I rose, went to a window and stared out into the darkness. A cold draft blew in my face. "Jan," I said, "all over America there are so-called 'hidden veterans'-men who came home from the war with very deep emotional wounds they found they just couldn't handle. They can't, or won't, function any longer in our society, and so they go off to live by themselves wherever they can find solitude. They go into wilderness areas where they can live off the land, with as little contact with other people as possible. Is Gary Worde this county's hidden veteran? Is he up in those mountains?"
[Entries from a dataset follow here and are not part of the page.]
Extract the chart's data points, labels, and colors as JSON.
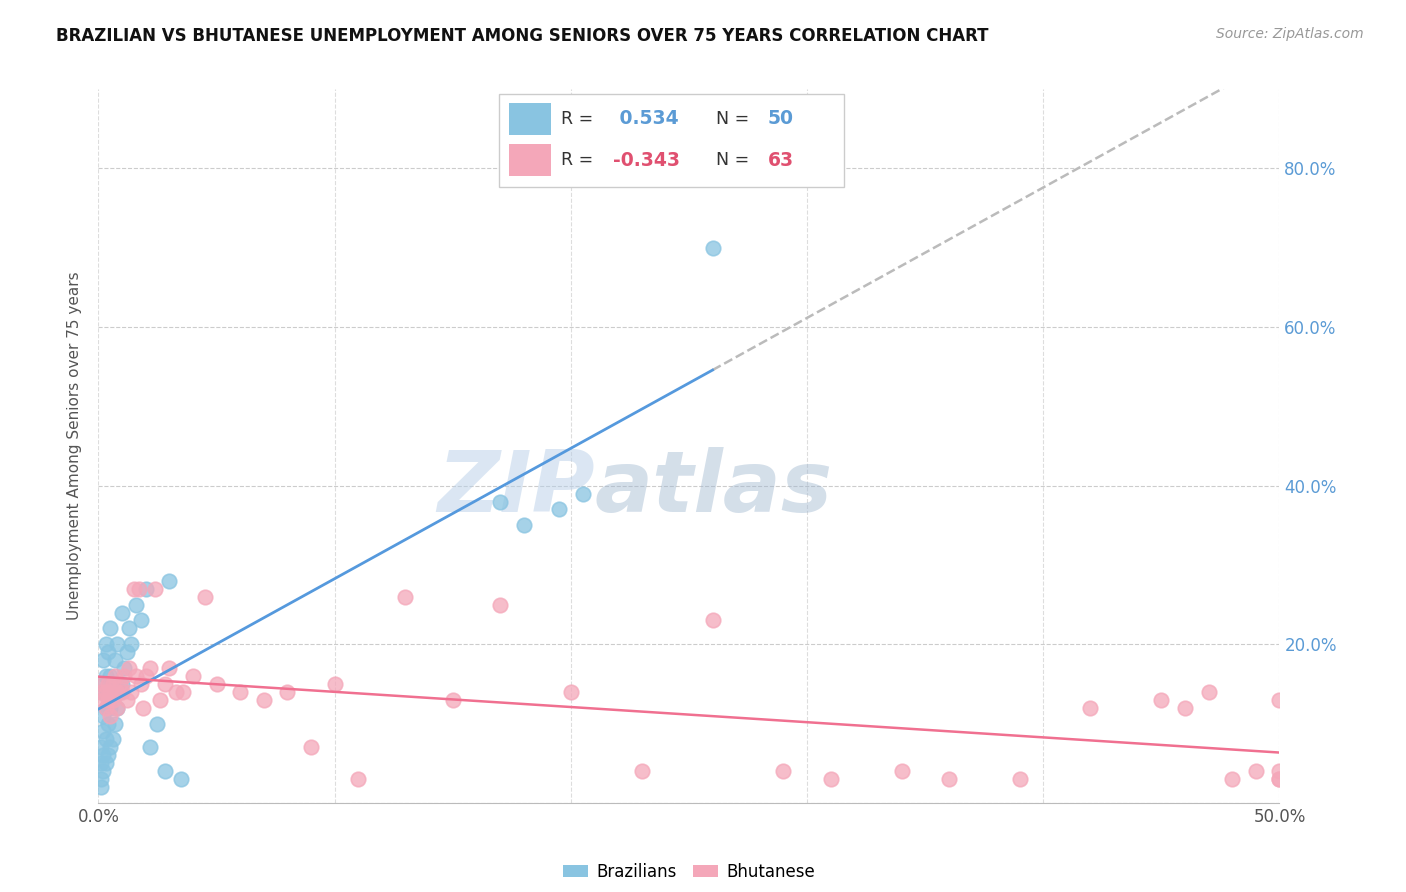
{
  "title": "BRAZILIAN VS BHUTANESE UNEMPLOYMENT AMONG SENIORS OVER 75 YEARS CORRELATION CHART",
  "source": "Source: ZipAtlas.com",
  "ylabel": "Unemployment Among Seniors over 75 years",
  "right_yticks": [
    "80.0%",
    "60.0%",
    "40.0%",
    "20.0%"
  ],
  "right_ytick_vals": [
    0.8,
    0.6,
    0.4,
    0.2
  ],
  "brazil_color": "#89c4e1",
  "bhutan_color": "#f4a7b9",
  "trend_brazil_color": "#5599dd",
  "trend_bhutan_color": "#f07090",
  "trend_dashed_color": "#bbbbbb",
  "watermark_zip": "ZIP",
  "watermark_atlas": "atlas",
  "brazil_x": [
    0.001,
    0.001,
    0.001,
    0.001,
    0.001,
    0.002,
    0.002,
    0.002,
    0.002,
    0.002,
    0.002,
    0.003,
    0.003,
    0.003,
    0.003,
    0.003,
    0.004,
    0.004,
    0.004,
    0.004,
    0.005,
    0.005,
    0.005,
    0.005,
    0.006,
    0.006,
    0.007,
    0.007,
    0.008,
    0.008,
    0.009,
    0.01,
    0.01,
    0.011,
    0.012,
    0.013,
    0.014,
    0.016,
    0.018,
    0.02,
    0.022,
    0.025,
    0.028,
    0.03,
    0.035,
    0.17,
    0.18,
    0.195,
    0.205,
    0.26
  ],
  "brazil_y": [
    0.02,
    0.03,
    0.05,
    0.07,
    0.14,
    0.04,
    0.06,
    0.09,
    0.11,
    0.15,
    0.18,
    0.05,
    0.08,
    0.12,
    0.16,
    0.2,
    0.06,
    0.1,
    0.14,
    0.19,
    0.07,
    0.12,
    0.16,
    0.22,
    0.08,
    0.14,
    0.1,
    0.18,
    0.12,
    0.2,
    0.14,
    0.15,
    0.24,
    0.17,
    0.19,
    0.22,
    0.2,
    0.25,
    0.23,
    0.27,
    0.07,
    0.1,
    0.04,
    0.28,
    0.03,
    0.38,
    0.35,
    0.37,
    0.39,
    0.7
  ],
  "bhutan_x": [
    0.001,
    0.002,
    0.002,
    0.003,
    0.003,
    0.004,
    0.004,
    0.005,
    0.005,
    0.006,
    0.006,
    0.007,
    0.008,
    0.008,
    0.009,
    0.01,
    0.011,
    0.012,
    0.013,
    0.014,
    0.015,
    0.016,
    0.017,
    0.018,
    0.019,
    0.02,
    0.022,
    0.024,
    0.026,
    0.028,
    0.03,
    0.033,
    0.036,
    0.04,
    0.045,
    0.05,
    0.06,
    0.07,
    0.08,
    0.09,
    0.1,
    0.11,
    0.13,
    0.15,
    0.17,
    0.2,
    0.23,
    0.26,
    0.29,
    0.31,
    0.34,
    0.36,
    0.39,
    0.42,
    0.45,
    0.46,
    0.47,
    0.48,
    0.49,
    0.5,
    0.5,
    0.5,
    0.5
  ],
  "bhutan_y": [
    0.14,
    0.15,
    0.13,
    0.12,
    0.14,
    0.15,
    0.13,
    0.14,
    0.11,
    0.15,
    0.13,
    0.16,
    0.14,
    0.12,
    0.15,
    0.14,
    0.16,
    0.13,
    0.17,
    0.14,
    0.27,
    0.16,
    0.27,
    0.15,
    0.12,
    0.16,
    0.17,
    0.27,
    0.13,
    0.15,
    0.17,
    0.14,
    0.14,
    0.16,
    0.26,
    0.15,
    0.14,
    0.13,
    0.14,
    0.07,
    0.15,
    0.03,
    0.26,
    0.13,
    0.25,
    0.14,
    0.04,
    0.23,
    0.04,
    0.03,
    0.04,
    0.03,
    0.03,
    0.12,
    0.13,
    0.12,
    0.14,
    0.03,
    0.04,
    0.03,
    0.13,
    0.04,
    0.03
  ],
  "xmin": 0.0,
  "xmax": 0.5,
  "ymin": 0.0,
  "ymax": 0.9,
  "trend_brazil_x_start": 0.0,
  "trend_brazil_x_end": 0.26,
  "trend_brazil_dashed_x_start": 0.26,
  "trend_brazil_dashed_x_end": 0.5
}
Turning away from the window, I saw Jan Garvey nod. "Gary has no contact with anyone at all," she said quietly. "At least none that anyone around here has heard of, and we would hear."

"How does he get food and clothing?" Garth asked.

"Nobody knows. I suppose he could get food by trapping, but clothing and other things …?" She finished with a shrug.

"How long has he been up there?"

"Almost nine years. Sometimes you'll see a campfire up there at night, and then you won't see another one for a long time. You think maybe he's dead, but then one night you'll see another fire, in a different place. I think he must move around a lot; there's a great deal of wilderness around here."

"How do you know the campfires aren't set by hikers or hunters?"